La date de consolidation a été fixée au 11 février 2021.
Par décision du 15 avril 2021, la caisse a notifié à la société le taux d’incapacité permanente partielle (IPP) attribué à M. [H] évalué à 15 % à compter du 12 février 2021.
Le 22 avril 2021, contestant ce taux, la société a saisi la commission médicale de recours amiable, laquelle a ramené le taux d’IPP à 10 % lors de sa séance du 27 juillet 2021.
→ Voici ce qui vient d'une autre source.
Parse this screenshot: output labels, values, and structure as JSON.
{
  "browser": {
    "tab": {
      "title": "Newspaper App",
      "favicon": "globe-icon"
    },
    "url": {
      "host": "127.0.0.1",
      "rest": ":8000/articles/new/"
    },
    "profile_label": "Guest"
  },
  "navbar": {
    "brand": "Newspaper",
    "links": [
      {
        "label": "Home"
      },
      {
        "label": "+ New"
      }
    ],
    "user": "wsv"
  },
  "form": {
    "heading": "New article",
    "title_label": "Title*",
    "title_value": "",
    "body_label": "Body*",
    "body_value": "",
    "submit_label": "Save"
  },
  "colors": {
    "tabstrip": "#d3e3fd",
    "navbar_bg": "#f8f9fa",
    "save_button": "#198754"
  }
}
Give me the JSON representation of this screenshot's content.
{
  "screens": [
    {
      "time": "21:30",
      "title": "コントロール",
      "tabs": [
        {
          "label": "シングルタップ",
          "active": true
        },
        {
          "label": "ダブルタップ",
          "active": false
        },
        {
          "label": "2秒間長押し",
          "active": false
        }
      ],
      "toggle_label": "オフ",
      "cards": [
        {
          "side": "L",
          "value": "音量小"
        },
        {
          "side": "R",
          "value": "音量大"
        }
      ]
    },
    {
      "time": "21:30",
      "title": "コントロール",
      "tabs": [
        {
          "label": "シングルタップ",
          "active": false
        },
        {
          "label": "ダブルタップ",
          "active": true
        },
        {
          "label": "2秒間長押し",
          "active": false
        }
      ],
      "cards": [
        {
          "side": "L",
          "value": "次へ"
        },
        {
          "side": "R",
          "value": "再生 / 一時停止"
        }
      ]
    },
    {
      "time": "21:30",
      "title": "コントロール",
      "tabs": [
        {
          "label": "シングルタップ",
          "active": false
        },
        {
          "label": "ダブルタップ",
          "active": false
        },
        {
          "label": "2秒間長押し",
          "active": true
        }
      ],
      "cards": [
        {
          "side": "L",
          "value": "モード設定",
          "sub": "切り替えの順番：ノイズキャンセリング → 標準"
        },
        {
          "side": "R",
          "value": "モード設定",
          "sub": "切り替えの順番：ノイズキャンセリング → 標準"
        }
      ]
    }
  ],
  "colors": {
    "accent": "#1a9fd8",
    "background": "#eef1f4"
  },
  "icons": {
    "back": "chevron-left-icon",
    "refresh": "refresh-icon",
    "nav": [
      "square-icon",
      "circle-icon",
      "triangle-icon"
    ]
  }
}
La société a porté le litige devant le pôle social du tribunal judiciaire de Rennes le 30 septembre 2021.
Par jugement du 30 août 2022, ce tribunal a :
— dit que le taux d’IPP opposable à la société suite à la maladie professionnelle déclarée le 14 octobre 2020 par M. [H] est de 10 % ;
— condamné la société aux dépens ;
— rejeté les demandes plus amples ou contraires formées par les parties ;
— ordonné l’exécution provisoire de la décision.
Par déclaration adressée le 22 septembre 2022 par courrier recommandé avec avis de réception, la société a interjeté appel de ce jugement qui lui a été notifié le 1er septembre 2022.
Par ses écritures parvenues au greffe le 28 septembre 2022 auxquelles s’est référé et qu’a développées son conseil à l’audience, la société demande à la cour :
— de déclarer son recours recevable ;
— de juger que les séquelles de M. [H] en lien avec la maladie professionnelle du 7 février 2020 justifient un taux médical d’IPP de 5 % tous éléments confondus ;
— à titre subsidiaire, de désigner tel expert qu’il plaira en lui confiant la mission définie dans son dispositif.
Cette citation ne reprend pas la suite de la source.